Au-delà des structures et des métiers en mouvement, il est essentiel de tenir compte de l’évolution des TIC pour les intégrer intelligemment dans l’organisation de l’entreprise. Le but n’est autre que l’optimisation des process pour toujours plus de rapidité et d’agilité ; Bernard Biedermann explique qu’en effet le contexte actuel suppose pour le management de devoir s’adapter vers des modes plus souples, plus réactifs, il rapproche également cette nécessité au fait qu’effectivement les réussites en matière de lancement de produits sont beaucoup plus incertaines que pendant ces dernières décennies. D’autre part, lorsqu’on s’apprête à employer bientôt des jeunes de la génération Y, nés dans la profusion des nouvelles technologies, il semble évident qu’il faille tenir compte de leur savoir-faire en la matière.

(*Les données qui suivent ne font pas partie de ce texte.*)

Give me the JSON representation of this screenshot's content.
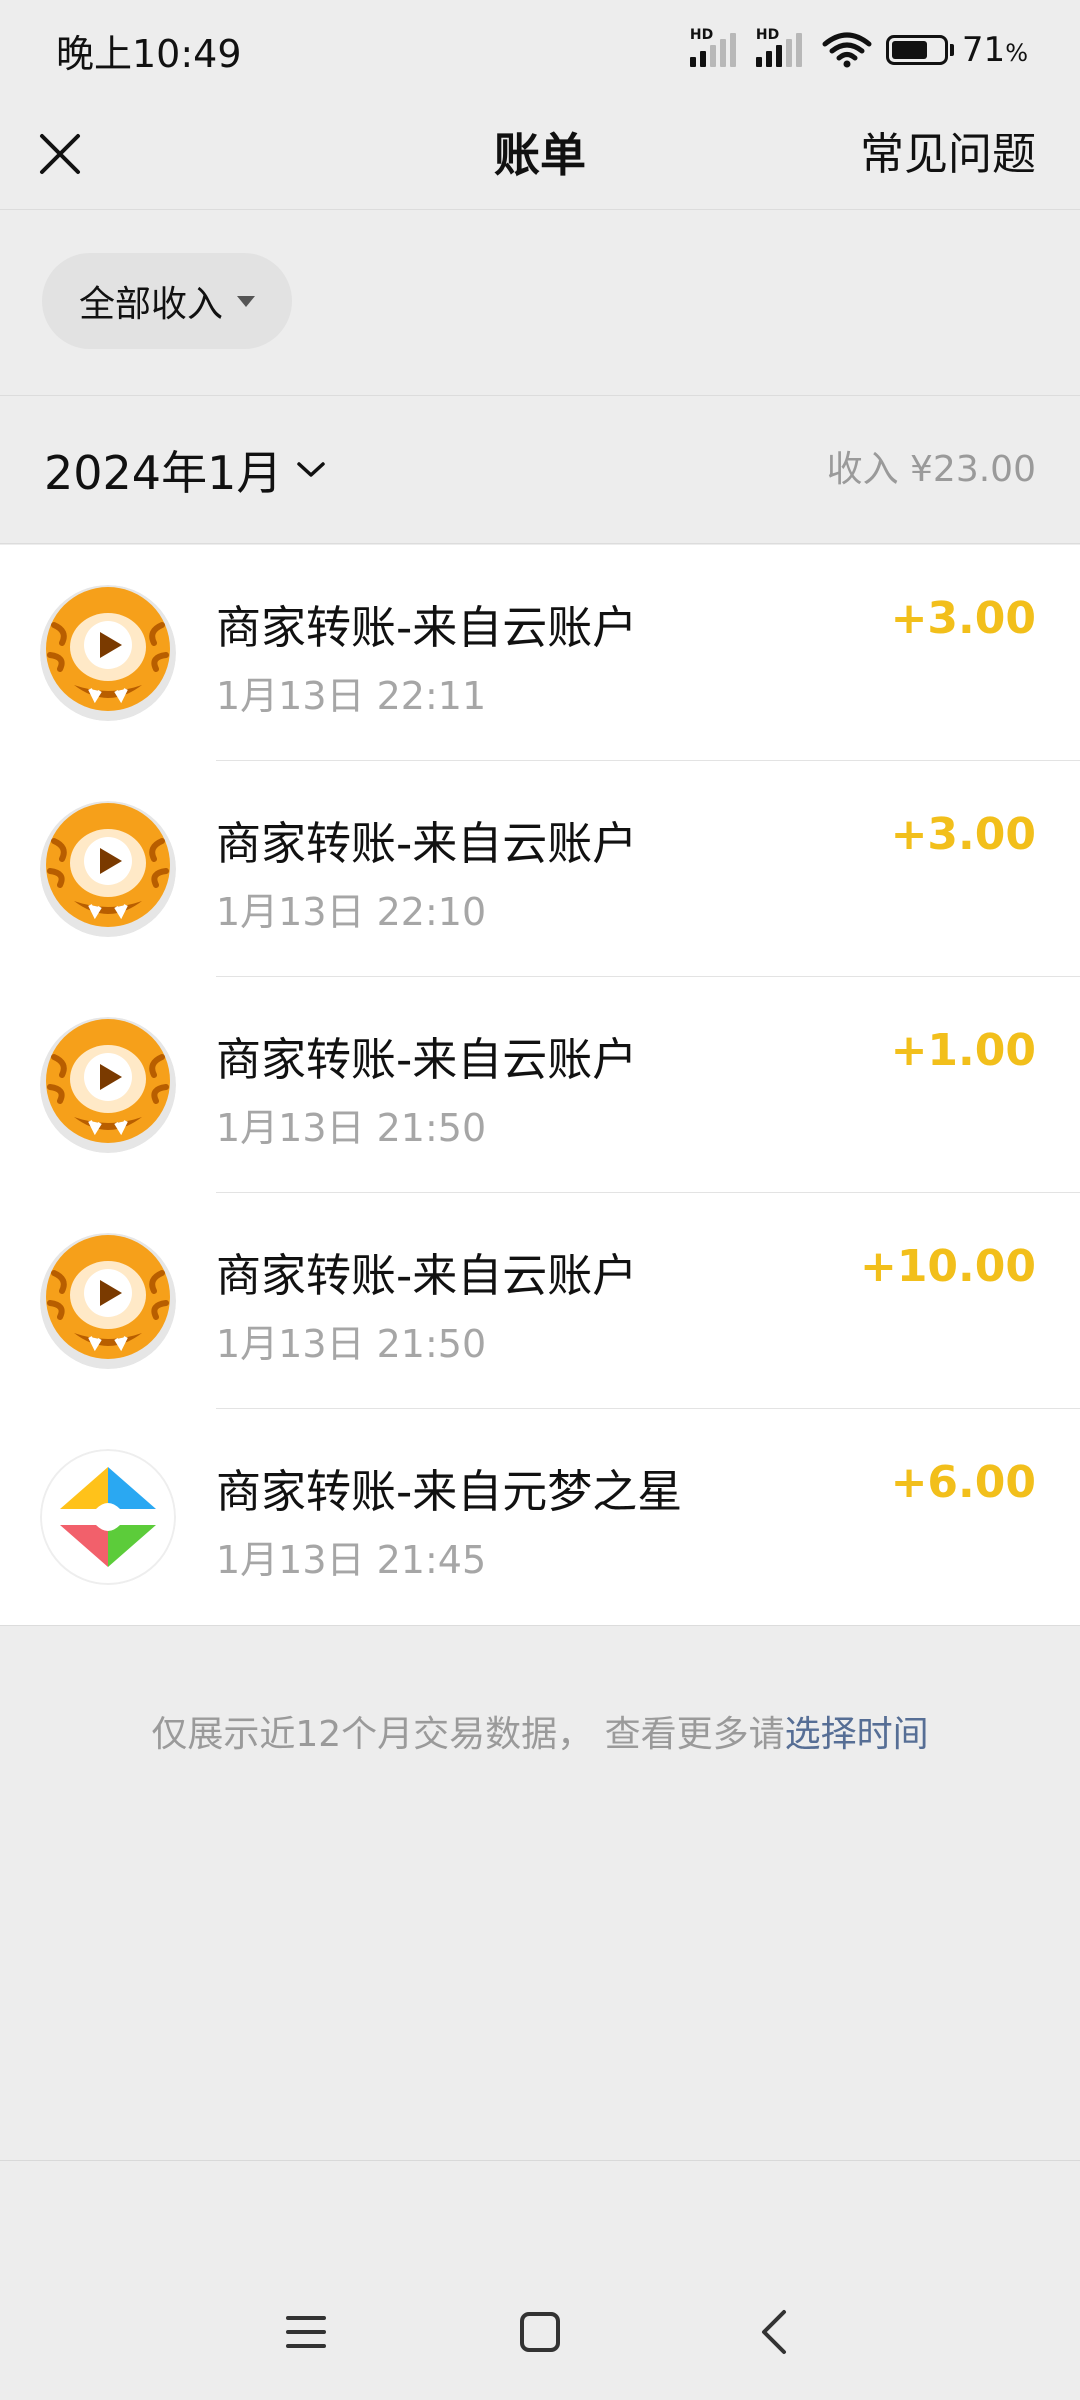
{
  "status_bar": {
    "time": "晚上10:49",
    "hd1": "HD",
    "hd2": "HD",
    "battery_percent": "71",
    "percent_sign": "%"
  },
  "nav": {
    "title": "账单",
    "faq": "常见问题"
  },
  "filter": {
    "label": "全部收入"
  },
  "month": {
    "label": "2024年1月",
    "income": "收入 ¥23.00"
  },
  "transactions": [
    {
      "title": "商家转账-来自云账户",
      "time": "1月13日 22:11",
      "amount": "+3.00",
      "icon": "tiger-video-icon"
    },
    {
      "title": "商家转账-来自云账户",
      "time": "1月13日 22:10",
      "amount": "+3.00",
      "icon": "tiger-video-icon"
    },
    {
      "title": "商家转账-来自云账户",
      "time": "1月13日 21:50",
      "amount": "+1.00",
      "icon": "tiger-video-icon"
    },
    {
      "title": "商家转账-来自云账户",
      "time": "1月13日 21:50",
      "amount": "+10.00",
      "icon": "tiger-video-icon"
    },
    {
      "title": "商家转账-来自元梦之星",
      "time": "1月13日 21:45",
      "amount": "+6.00",
      "icon": "colorful-diamond-icon"
    }
  ],
  "footer": {
    "note": "仅展示近12个月交易数据，",
    "note2": "查看更多请",
    "link": "选择时间"
  },
  "colors": {
    "amount": "#f2bf1b",
    "link": "#566e95",
    "background": "#ededed"
  }
}
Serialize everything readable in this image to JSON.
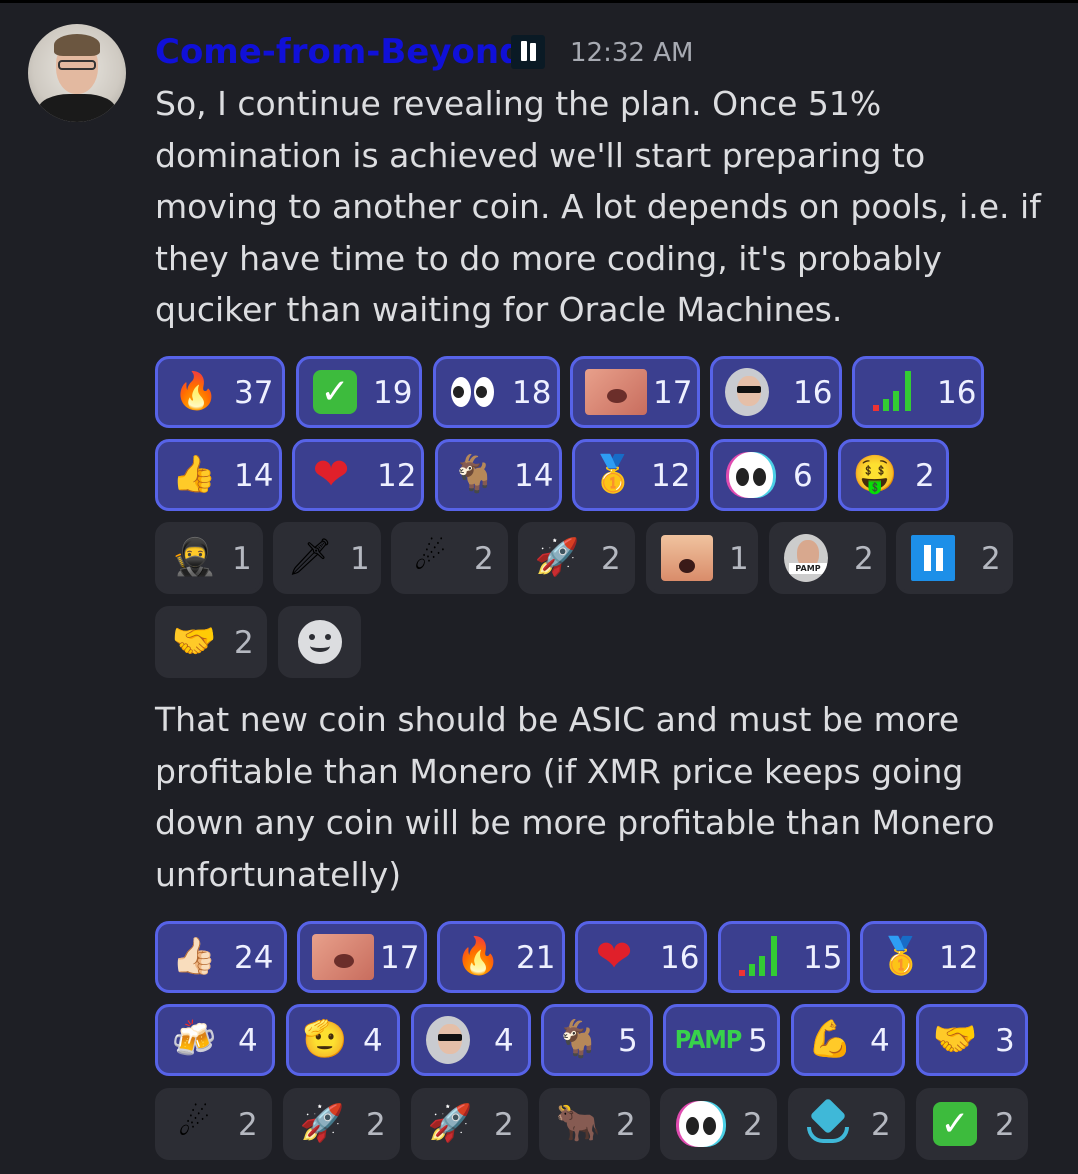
{
  "message": {
    "author": "Come-from-Beyond",
    "timestamp": "12:32 AM",
    "author_color": "#1010d8",
    "paragraphs": [
      "So, I continue revealing the plan. Once 51% domination is achieved we'll start preparing to moving to another coin. A lot depends on pools, i.e. if they have time to do more coding, it's probably quciker than waiting for Oracle Machines.",
      "That new coin should be ASIC and must be more profitable than Monero (if XMR price keeps going down any coin will be more profitable than Monero unfortunatelly)"
    ]
  },
  "reactions1": [
    {
      "emoji": "fire-icon",
      "count": "37",
      "active": true
    },
    {
      "emoji": "check-icon",
      "count": "19",
      "active": true
    },
    {
      "emoji": "eyes-icon",
      "count": "18",
      "active": true
    },
    {
      "emoji": "meme-face-icon",
      "count": "17",
      "active": true
    },
    {
      "emoji": "sunglasses-man-icon",
      "count": "16",
      "active": true
    },
    {
      "emoji": "chart-up-icon",
      "count": "16",
      "active": true
    },
    {
      "emoji": "thumbs-up-icon",
      "count": "14",
      "active": true
    },
    {
      "emoji": "heart-icon",
      "count": "12",
      "active": true
    },
    {
      "emoji": "goat-icon",
      "count": "14",
      "active": true
    },
    {
      "emoji": "medal-icon",
      "count": "12",
      "active": true
    },
    {
      "emoji": "alien-icon",
      "count": "6",
      "active": true
    },
    {
      "emoji": "money-face-icon",
      "count": "2",
      "active": true
    },
    {
      "emoji": "ninja-icon",
      "count": "1",
      "active": false
    },
    {
      "emoji": "dagger-icon",
      "count": "1",
      "active": false
    },
    {
      "emoji": "comet-icon",
      "count": "2",
      "active": false
    },
    {
      "emoji": "rocket-icon",
      "count": "2",
      "active": false
    },
    {
      "emoji": "shouting-face-icon",
      "count": "1",
      "active": false
    },
    {
      "emoji": "pamp-man-icon",
      "count": "2",
      "active": false
    },
    {
      "emoji": "qubic-icon",
      "count": "2",
      "active": false
    },
    {
      "emoji": "handshake-icon",
      "count": "2",
      "active": false
    }
  ],
  "reactions2": [
    {
      "emoji": "thumbs-up-light-icon",
      "count": "24",
      "active": true
    },
    {
      "emoji": "meme-face-icon",
      "count": "17",
      "active": true
    },
    {
      "emoji": "fire-icon",
      "count": "21",
      "active": true
    },
    {
      "emoji": "heart-icon",
      "count": "16",
      "active": true
    },
    {
      "emoji": "chart-up-icon",
      "count": "15",
      "active": true
    },
    {
      "emoji": "medal-icon",
      "count": "12",
      "active": true
    },
    {
      "emoji": "beers-icon",
      "count": "4",
      "active": true
    },
    {
      "emoji": "salute-icon",
      "count": "4",
      "active": true
    },
    {
      "emoji": "sunglasses-man-icon",
      "count": "4",
      "active": true
    },
    {
      "emoji": "goat-icon",
      "count": "5",
      "active": true
    },
    {
      "emoji": "pamp-text-icon",
      "label": "PAMP",
      "count": "5",
      "active": true
    },
    {
      "emoji": "flexed-biceps-icon",
      "count": "4",
      "active": true
    },
    {
      "emoji": "handshake-icon",
      "count": "3",
      "active": true
    },
    {
      "emoji": "comet-icon",
      "count": "2",
      "active": false
    },
    {
      "emoji": "rocket-icon",
      "count": "2",
      "active": false
    },
    {
      "emoji": "rocket-icon",
      "count": "2",
      "active": false
    },
    {
      "emoji": "bull-icon",
      "count": "2",
      "active": false
    },
    {
      "emoji": "alien-icon",
      "count": "2",
      "active": false
    },
    {
      "emoji": "hands-shield-icon",
      "count": "2",
      "active": false
    },
    {
      "emoji": "check-icon",
      "count": "2",
      "active": false
    }
  ],
  "pamp_badge_text": "PAMP"
}
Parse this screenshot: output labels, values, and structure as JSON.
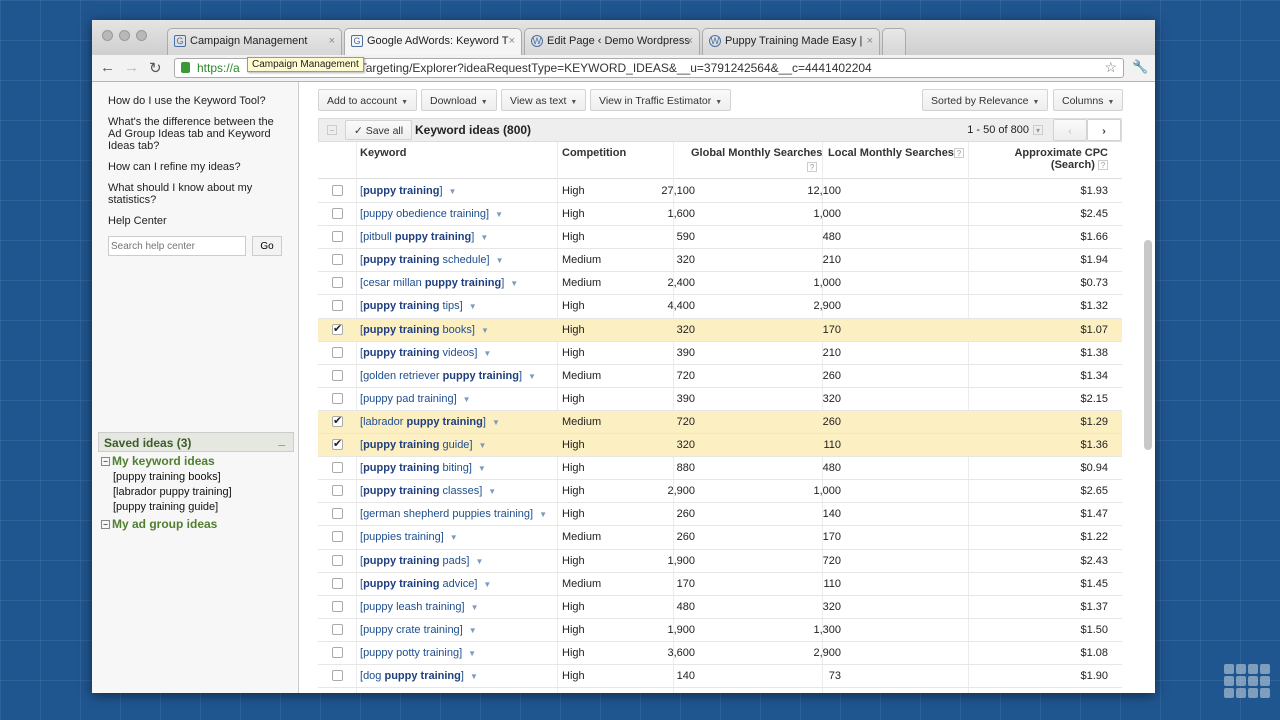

Sur ce point, il est intéressant de se pencher sur les travaux de Tamara Erickson, experte en gestion des ressources humaines. Tamara Erickson développe l’idée d’une organisation intelligente du travail. Elle préconise de nombreuses alternatives dans la gestion humaine (le coût à la tache, la refonte des hiérarchies..)196. Des propositions qui, loin d’être utopistes, ne font que s’appuyer sur le nouveau modèle de société auquel nous avons affaire. D’autant que la crise, comme l’explique Antoine Solom de chez Ipsos Loyalty, « va jouer comme un catalyseur et favoriser la remise en cause des conditions de travail telles que les salariés les vivent aujourd’hui »197. Sur ce point, Charles-Henri Besseyre des Horts, professeur à HEC Paris et auteur de L’entreprise mobile, explique qu’au-delà des bénéfices qu’apportent une organisation adaptée aux technologies mobiles, il y a effectivement un autre avantage qu’il ne faut pas négliger, c’est le pouvoir d’attractivité et l’image positive dont une entreprise pourra bénéficier. Il paraît naturel alors que l’entreprise du XXIème siècle, qui a besoin d’attirer les jeunes talents et qui doit en plus se soucier davantage de son image sociale, décide de changer son mode de fonctionnement. Il faut en revanche éviter de faire usage des technologies nouvelles dans le but d’instaurer une organisation de type néo- tayloriste198. La société a changé, l’entreprise doit en faire autant. En termes marketing, ce type d’organisation a toute sa légitimité puisqu’elle contribue à véhiculer une image moderne, un sens des relations uniques qui de sûr, plaira à la génération Y, relève de demain.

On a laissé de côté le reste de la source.